Il tempo è ciò che ne fai

In questi giorni hai tutto il tempo che desideravi da anni... eppure pare non bastarti mai.

Mai come in questi giorni hai avuto tempo, tantissimo tempo, tutto il tempo che desideravi da anni e anni e che per mille motivi non riuscivi ad avere. Eppure spesso ti sei detto che non ne avevi ancora abbastanza. Hai fatto programmi, avresti voluto imparare a fare questo e quello e invece hai realizzato poco o niente di quello che avevi pianificato. Per non parlare di ciò che hai rimandato per secoli e che… hai continuato a rimandare. 

Abbiamo uno strano rapporto con il tempo: il fatto di poterlo misurare in minuti e ore ci dà l’impressione di averne il dominio e ci fa pensare, soprattutto, che si tratti di qualcosa di oggettivo. Il che è vero per molti versi: il tempo del cronometro in gara è oggettivo. La durata di un giorno è una quantità oggettiva. La rivoluzione della Terra attorno al solo è misurabile in maniera univoca e oggettiva. 

Il tempo soggettivo

Poi c’è il tempo soggettivo: è la percezione che ne abbiamo e questa è legata a ciò che riusciamo a fare con il tempo che abbiamo a disposizione.

L’esempio più semplice è la festa delle medie: ti ricordi quando all’inizio non vedevi l’ora di andartene e alla fine volevi restare e soprattutto volevi che durasse ancora a lungo? Ti dicevi che solo verso la fine avevi iniziato a divertirti. Quel poco tempo verso la fine era quello che aveva dato il senso alla festa e poi, puff, era finito. Quando non ti diverti il tempo passa lentamente (tipo coda alle poste) e quando ti diverti finisce subito. 

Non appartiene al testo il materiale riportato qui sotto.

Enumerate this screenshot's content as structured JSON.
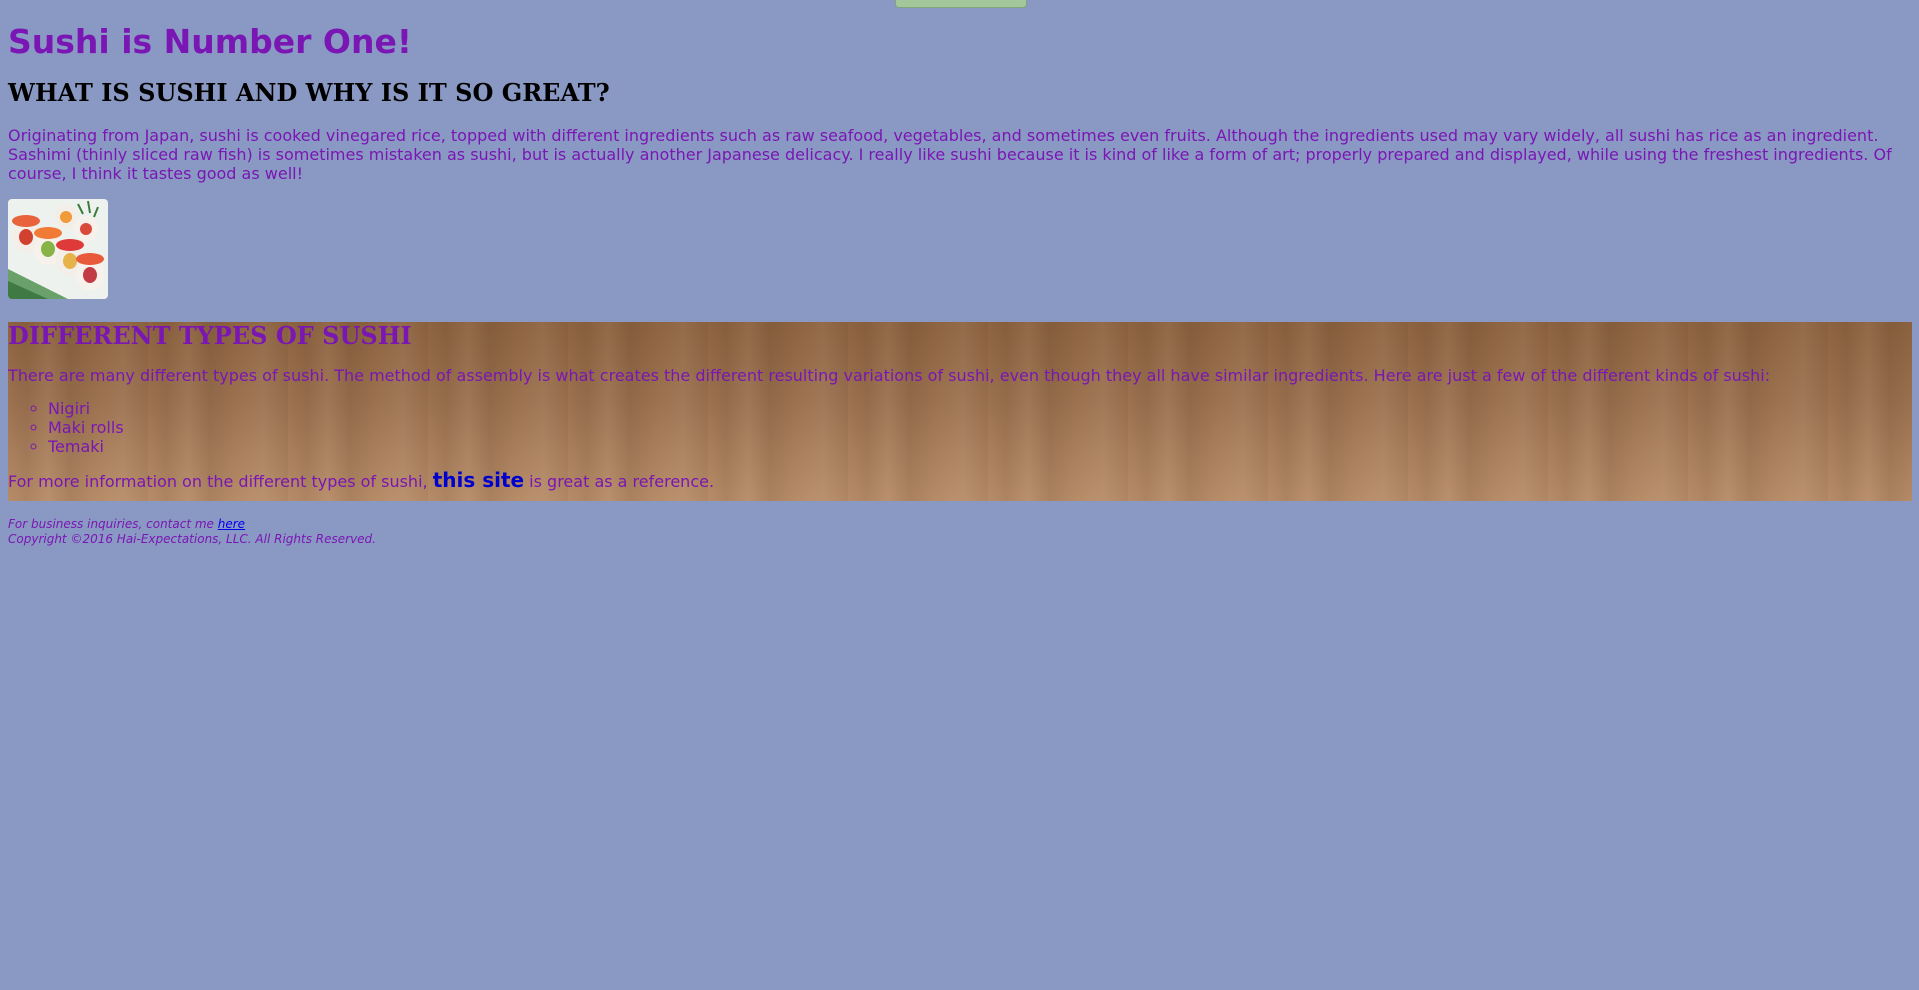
{
  "page": {
    "title": "Sushi is Number One!"
  },
  "intro_section": {
    "heading": "WHAT IS SUSHI AND WHY IS IT SO GREAT?",
    "paragraph": "Originating from Japan, sushi is cooked vinegared rice, topped with different ingredients such as raw seafood, vegetables, and sometimes even fruits. Although the ingredients used may vary widely, all sushi has rice as an ingredient. Sashimi (thinly sliced raw fish) is sometimes mistaken as sushi, but is actually another Japanese delicacy. I really like sushi because it is kind of like a form of art; properly prepared and displayed, while using the freshest ingredients. Of course, I think it tastes good as well!"
  },
  "types_section": {
    "heading": "DIFFERENT TYPES OF SUSHI",
    "paragraph": "There are many different types of sushi. The method of assembly is what creates the different resulting variations of sushi, even though they all have similar ingredients. Here are just a few of the different kinds of sushi:",
    "list": [
      "Nigiri",
      "Maki rolls",
      "Temaki"
    ],
    "more_info_prefix": "For more information on the different types of sushi, ",
    "more_info_link": "this site",
    "more_info_suffix": " is great as a reference."
  },
  "footer": {
    "contact_prefix": "For business inquiries, contact me ",
    "contact_link": "here",
    "copyright": "Copyright ©2016 Hai-Expectations, LLC. All Rights Reserved."
  },
  "colors": {
    "background": "#8a99c4",
    "text_purple": "#7a16b3",
    "link_blue": "#0000cc"
  }
}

Poi c’è la percezione anagrafica del tempo: quando hai 4 anni, un anno della tua vita è pari a un quarto della tua vita, quando ne hai 40 è un 40esimo. Più passa il tempo, più velocemente scorre. 

Il tempo è anche la grandezza più finita e scarsa nella quale siamo immersi: più ne passa, meno ce n’è. Niente ti restituisce il tempo perduto, nessuna somma di denaro ti resiituisce il tempo perduto. Non a caso si dice che il tempo (e la salute) sono le più grandi ricchezze che si possono avere. 

Come hai usato il tuo tempo?

In questi giorni, per tornare a quanto dicevo all’inizio, abbiamo avuto e ancora abbiamo una straordinaria possibilità: di fare quello che vogliamo con il tanto tempo che abbiamo a disposizione. Non siamo più soggetti alla tirannia degli orari dei trasporti, dell’agende altrui, del tempo meteorologico. Possiamo operare in una bolla chiusa e controllata (nell’ipotesi, ovviamente, di lavorare da casa).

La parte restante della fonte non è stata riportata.